Une collision entre un autocar scolaire et un train à Millas a fait six morts, le 14 décembre 2017. — SIPA

Le 14 décembre 2017, un bus transportant des collégiens rentrait en collision avec un train TER, sur un passage à niveau, à Millas, dans les Pyrénées-Orientales. Six enfants sont morts. Depuis, de longues investigations sont en cours pour tenter de comprendre comment ce bus scolaire a pu s’engager sur les voies. Jehanne Collard, qui défend trois familles de victimes, s’offusque du déroulement de l’instruction, menée au tribunal de Marseille. L’avocate a répondu aux questions de 20 Minutes.

Quelles difficultés rencontrez-vous dans cette instruction ?

Une femme [la conductrice du bus] a poussé des barrières et tué six enfants, il faut quand même que les familles des victimes sachent pourquoi cet accident est arrivé. Elle était sous médicament, et le laboratoire lui-même, interrogé par le magistrat à l’époque, reconnaissait que l’on ne peut pas le prendre sur le long terme. Or, cela faisait deux ans qu’elle le prenait. Et si on le prend sur le long terme, cela a des effets secondaires, comme des absences. Un médecin a prescrit ce médicament pendant deux ans. Le juge d’instruction confie à un ORL et un ophtalmo la charge de nous dire si ce médicament a des effets secondaires. Ce n’est pas sérieux !
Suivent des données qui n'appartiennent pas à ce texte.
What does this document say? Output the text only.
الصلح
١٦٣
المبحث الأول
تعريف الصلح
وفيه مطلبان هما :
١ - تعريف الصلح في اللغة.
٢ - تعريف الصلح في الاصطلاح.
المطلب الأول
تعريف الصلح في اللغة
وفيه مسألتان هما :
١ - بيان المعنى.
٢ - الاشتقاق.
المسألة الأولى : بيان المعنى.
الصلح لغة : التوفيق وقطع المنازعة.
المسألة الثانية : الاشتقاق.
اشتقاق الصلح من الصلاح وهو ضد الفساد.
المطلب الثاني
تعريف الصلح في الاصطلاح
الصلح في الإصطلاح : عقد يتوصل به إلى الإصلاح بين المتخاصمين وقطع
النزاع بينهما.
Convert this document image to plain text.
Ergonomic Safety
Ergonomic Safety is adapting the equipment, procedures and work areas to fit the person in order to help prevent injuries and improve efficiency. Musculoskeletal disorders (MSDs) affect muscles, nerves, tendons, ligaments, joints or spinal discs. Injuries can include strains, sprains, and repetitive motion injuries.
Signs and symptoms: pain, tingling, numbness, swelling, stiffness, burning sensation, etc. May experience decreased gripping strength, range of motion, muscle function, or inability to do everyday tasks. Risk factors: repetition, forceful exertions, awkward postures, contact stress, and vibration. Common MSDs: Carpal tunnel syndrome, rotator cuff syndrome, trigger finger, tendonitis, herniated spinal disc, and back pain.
Vous avez demandé une expertise complémentaire.

Nous avons demandé une expertise en pharmacologie, avec des médecins spécialisés et compétents. Le juge d’instruction vient de nous la refuser. Nous irons vers la Cour d’appel, qui, j’espère, nous l’accordera. Sinon ce procès aboutira à un déni de justice.

Dans quel état d’esprit sont les familles que vous défendez ?

Les trois familles des victimes que je représente sont absolument désespérées de tout ça. Ce qu’elles veulent, ce n’est pas obligatoirement une sanction, mais la vérité.